Accanto al tema dell’integrazione, emerge con forza la problematica delle liste d’attesa.

“Una delle principali problematiche è la questione delle liste d’attesa. Le difficoltà sono un po’ quelle che generalmente ascoltiamo dai media. Intanto un primo aspetto è quello della informazione. È molto importante che da parte del cittadino ci si tenga informati e quindi da parte del coordinamento questa fase di vari momenti informativi diventa fondamentale”, evidenzia Tommaso Impellitteri, referente Corsap.

“Sarebbe opportuno valutare la necessità di poter aumentare il numero dei Cup e verificare o dare la possibilità ai cittadini di poter scegliere, per chi lo sa fare online, tra le strutture disponibili e quindi anche gli specialisti disponibili – prosegue -. In che modo? Poter accedere all’elenco completo di tutte le strutture sia pubbliche che private, accreditate e convenzionate e quindi il cittadino potrebbe scegliere. Altri modi per poter incidere è quello di sollecitare le cosiddette autorità di competenza che sono principalmente l’ASP6, che riguarda tutto il territorio della provincia di Palermo, e poi le autorità dei vari distretti e il comitato dei sindaci, quindi tutti i sindaci che hanno particolari competenze e responsabilità per i servizi sociosanitari che vengono associate ai servizi sanitari”.

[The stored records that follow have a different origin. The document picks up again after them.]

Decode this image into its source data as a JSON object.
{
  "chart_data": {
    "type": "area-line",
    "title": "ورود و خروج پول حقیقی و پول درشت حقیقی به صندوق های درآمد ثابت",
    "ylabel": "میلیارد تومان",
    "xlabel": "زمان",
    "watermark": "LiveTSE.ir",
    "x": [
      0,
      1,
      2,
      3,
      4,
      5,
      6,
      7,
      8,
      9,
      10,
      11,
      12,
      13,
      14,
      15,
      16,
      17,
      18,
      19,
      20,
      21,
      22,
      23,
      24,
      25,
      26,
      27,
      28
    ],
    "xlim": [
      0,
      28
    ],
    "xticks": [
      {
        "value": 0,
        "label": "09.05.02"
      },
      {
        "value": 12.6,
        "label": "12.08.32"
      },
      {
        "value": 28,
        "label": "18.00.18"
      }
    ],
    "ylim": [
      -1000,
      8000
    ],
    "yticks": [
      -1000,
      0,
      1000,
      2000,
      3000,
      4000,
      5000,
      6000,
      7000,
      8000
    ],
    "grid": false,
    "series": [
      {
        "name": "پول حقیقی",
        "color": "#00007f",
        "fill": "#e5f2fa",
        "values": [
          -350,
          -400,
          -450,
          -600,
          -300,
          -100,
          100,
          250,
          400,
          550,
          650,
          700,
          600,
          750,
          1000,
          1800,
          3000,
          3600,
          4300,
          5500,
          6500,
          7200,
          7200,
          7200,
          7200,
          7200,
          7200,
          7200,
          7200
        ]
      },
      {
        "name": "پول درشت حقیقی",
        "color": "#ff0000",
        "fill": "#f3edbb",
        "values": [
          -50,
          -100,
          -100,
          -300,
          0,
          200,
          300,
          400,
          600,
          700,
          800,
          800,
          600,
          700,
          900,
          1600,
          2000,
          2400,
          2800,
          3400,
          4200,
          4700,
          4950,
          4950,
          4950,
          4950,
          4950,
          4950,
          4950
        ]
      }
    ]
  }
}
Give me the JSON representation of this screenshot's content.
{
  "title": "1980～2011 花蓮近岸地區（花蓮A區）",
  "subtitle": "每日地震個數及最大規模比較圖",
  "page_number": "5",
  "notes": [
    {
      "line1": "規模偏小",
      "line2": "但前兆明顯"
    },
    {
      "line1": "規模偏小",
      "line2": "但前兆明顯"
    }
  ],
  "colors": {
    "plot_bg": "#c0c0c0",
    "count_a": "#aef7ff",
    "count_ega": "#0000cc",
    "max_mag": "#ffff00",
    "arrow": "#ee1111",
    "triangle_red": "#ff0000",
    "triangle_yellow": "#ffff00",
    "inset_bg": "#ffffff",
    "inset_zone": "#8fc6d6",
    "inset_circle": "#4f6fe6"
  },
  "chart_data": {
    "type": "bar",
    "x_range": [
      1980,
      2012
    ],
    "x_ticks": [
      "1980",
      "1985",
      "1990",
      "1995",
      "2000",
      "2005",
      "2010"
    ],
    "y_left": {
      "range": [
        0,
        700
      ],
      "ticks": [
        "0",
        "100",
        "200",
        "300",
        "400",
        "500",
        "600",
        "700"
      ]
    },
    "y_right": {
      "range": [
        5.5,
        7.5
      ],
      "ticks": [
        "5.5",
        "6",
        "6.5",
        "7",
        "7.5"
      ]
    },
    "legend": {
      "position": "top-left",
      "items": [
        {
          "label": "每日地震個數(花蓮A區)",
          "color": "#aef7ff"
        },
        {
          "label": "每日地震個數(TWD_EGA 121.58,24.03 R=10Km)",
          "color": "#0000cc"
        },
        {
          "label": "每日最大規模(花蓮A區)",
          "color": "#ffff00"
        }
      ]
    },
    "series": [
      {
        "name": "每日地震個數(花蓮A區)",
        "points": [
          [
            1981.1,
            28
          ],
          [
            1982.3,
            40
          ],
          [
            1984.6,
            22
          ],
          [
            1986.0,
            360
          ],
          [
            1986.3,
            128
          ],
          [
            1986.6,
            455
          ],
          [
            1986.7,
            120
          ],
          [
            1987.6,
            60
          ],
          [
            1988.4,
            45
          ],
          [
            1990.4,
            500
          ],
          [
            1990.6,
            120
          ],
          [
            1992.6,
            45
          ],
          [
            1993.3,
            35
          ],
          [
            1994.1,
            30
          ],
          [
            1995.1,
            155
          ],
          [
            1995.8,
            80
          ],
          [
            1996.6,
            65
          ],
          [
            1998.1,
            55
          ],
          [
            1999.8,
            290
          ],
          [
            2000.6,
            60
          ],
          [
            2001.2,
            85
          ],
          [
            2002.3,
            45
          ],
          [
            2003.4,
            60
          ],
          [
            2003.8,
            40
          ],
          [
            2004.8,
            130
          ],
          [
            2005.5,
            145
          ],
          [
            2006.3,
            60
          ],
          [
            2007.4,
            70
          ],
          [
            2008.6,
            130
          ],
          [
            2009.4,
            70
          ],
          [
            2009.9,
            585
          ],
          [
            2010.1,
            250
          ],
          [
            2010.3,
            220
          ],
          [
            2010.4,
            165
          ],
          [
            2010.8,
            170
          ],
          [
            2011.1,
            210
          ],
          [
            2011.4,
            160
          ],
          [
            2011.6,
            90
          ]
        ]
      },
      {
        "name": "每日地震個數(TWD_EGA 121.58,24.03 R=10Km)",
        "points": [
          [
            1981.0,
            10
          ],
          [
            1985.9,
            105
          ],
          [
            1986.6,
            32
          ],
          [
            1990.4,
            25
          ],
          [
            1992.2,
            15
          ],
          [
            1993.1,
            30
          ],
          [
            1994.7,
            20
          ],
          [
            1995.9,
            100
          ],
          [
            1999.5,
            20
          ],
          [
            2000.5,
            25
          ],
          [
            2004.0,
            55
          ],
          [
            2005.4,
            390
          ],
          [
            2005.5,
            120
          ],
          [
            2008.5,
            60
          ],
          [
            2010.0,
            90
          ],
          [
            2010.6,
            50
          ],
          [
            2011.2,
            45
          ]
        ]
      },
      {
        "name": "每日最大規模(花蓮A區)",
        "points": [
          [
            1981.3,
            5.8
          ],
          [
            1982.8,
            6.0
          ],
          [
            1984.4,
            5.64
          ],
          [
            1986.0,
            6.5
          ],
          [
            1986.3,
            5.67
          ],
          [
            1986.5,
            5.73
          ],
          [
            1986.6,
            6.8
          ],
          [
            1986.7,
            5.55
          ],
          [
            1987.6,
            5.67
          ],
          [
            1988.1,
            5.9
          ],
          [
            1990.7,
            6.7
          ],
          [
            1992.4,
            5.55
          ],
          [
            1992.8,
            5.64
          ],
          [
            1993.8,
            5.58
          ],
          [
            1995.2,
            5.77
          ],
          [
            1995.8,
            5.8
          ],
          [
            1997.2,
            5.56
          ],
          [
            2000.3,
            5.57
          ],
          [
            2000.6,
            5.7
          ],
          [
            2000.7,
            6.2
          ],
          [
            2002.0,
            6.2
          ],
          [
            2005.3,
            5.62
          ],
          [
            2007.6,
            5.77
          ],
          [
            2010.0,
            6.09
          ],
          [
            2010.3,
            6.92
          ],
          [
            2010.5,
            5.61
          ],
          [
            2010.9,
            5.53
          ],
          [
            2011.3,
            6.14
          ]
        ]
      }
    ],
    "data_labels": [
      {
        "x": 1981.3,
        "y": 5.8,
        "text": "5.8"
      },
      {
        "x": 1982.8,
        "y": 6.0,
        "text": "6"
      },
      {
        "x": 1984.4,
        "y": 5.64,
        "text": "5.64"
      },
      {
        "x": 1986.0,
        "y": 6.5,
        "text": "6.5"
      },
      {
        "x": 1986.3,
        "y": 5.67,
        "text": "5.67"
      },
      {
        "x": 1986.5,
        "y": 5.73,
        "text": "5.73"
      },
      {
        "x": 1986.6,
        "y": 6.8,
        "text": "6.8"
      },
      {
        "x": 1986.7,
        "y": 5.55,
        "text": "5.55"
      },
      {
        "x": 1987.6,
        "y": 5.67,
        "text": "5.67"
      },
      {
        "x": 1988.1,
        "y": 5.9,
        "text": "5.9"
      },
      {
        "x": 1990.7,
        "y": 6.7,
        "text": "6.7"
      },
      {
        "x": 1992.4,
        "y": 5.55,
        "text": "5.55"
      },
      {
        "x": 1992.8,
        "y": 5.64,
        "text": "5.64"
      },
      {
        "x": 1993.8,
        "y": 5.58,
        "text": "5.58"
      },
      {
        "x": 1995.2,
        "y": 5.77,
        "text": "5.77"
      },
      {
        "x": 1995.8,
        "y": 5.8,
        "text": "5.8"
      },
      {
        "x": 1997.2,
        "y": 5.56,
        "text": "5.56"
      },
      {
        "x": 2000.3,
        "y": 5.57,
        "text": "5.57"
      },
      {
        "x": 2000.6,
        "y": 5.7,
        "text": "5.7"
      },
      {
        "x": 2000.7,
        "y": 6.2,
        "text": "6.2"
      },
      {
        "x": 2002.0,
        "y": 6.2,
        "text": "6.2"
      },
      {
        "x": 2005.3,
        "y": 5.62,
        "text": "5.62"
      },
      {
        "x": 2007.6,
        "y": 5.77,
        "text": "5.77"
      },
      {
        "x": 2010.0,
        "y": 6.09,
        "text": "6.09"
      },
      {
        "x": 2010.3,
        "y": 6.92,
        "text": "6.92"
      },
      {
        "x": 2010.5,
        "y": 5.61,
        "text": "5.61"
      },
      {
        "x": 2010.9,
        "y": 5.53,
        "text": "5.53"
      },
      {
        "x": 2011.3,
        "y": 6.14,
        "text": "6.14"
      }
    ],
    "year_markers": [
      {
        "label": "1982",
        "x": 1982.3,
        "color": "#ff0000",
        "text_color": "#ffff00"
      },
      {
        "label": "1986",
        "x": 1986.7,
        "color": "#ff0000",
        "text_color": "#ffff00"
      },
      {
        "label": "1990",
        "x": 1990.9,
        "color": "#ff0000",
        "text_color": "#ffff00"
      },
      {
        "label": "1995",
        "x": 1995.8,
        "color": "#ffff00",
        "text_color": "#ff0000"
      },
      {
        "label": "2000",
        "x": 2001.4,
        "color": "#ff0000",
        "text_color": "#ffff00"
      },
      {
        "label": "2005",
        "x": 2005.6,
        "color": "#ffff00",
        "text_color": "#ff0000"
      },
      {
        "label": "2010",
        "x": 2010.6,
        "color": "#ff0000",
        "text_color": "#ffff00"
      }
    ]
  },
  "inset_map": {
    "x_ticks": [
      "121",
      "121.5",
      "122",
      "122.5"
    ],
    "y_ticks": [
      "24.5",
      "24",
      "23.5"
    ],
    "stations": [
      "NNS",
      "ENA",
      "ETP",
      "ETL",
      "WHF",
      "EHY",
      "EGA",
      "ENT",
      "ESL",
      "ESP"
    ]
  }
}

Il cuore del confronto resta però il lavoro di rete ed Emanuela Di Fatta, coordinatrice del Samot Bagheria, richiama una scelta culturale prima ancora che organizzativa.

Il lavoro di rete non può esaurirsi con protocolli d’intesa o come una metodologia di intervento. Dal mio punto di vista è una vera e propria scelta che ogni associazione, ogni realtà istituzionale deve fare, una scelta di servizio, il che significa una responsabilità condivisa a favorire il dialogo e la partecipazione attiva di tutti i cittadini – sottolinea -. Come Samot quotidianamente siamo impegnati in quello che è il lavoro di rete e che ci piace chiamare anche lavoro di comunità, lavoro di prossimità e siamo convinti che sia l’unica chiave, l’unica possibilità per fare in modo che obiettivi strategici come il budget di salute, l’integrazione sociosanitaria, la pianificazione condivisa delle cure piuttosto che la nascita delle Case di Comunità diventino realtà e non semplici parole vuote di significato”.

Di Fatta mette in luce il valore del terzo settore nella lettura dei bisogni.

“Il terzo settore ha un ruolo fondamentale nella lettura e nella comprensione dei bisogni dei cittadini ed è per questo che oggi siamo qui, proprio per dare voce a quella che è la voce dei cittadini e per ricordare quanto sia importante il ruolo del terzo settore per connettere e avvicinare le persone alle istituzioni e ai servizi della comunità locale. È fondamentale, non ci piace neanche considerarci dei contenitori, nel senso che sono setting di cura. Il paziente non appartiene a una realtà piuttosto che a un’altra, semplicemente dobbiamo interloquire tra di noi proprio perché venga assicurata l’adeguatezza che la persona merita e soltanto così si potrà restituire la centralità alla persona e non alla malattia“, conclude.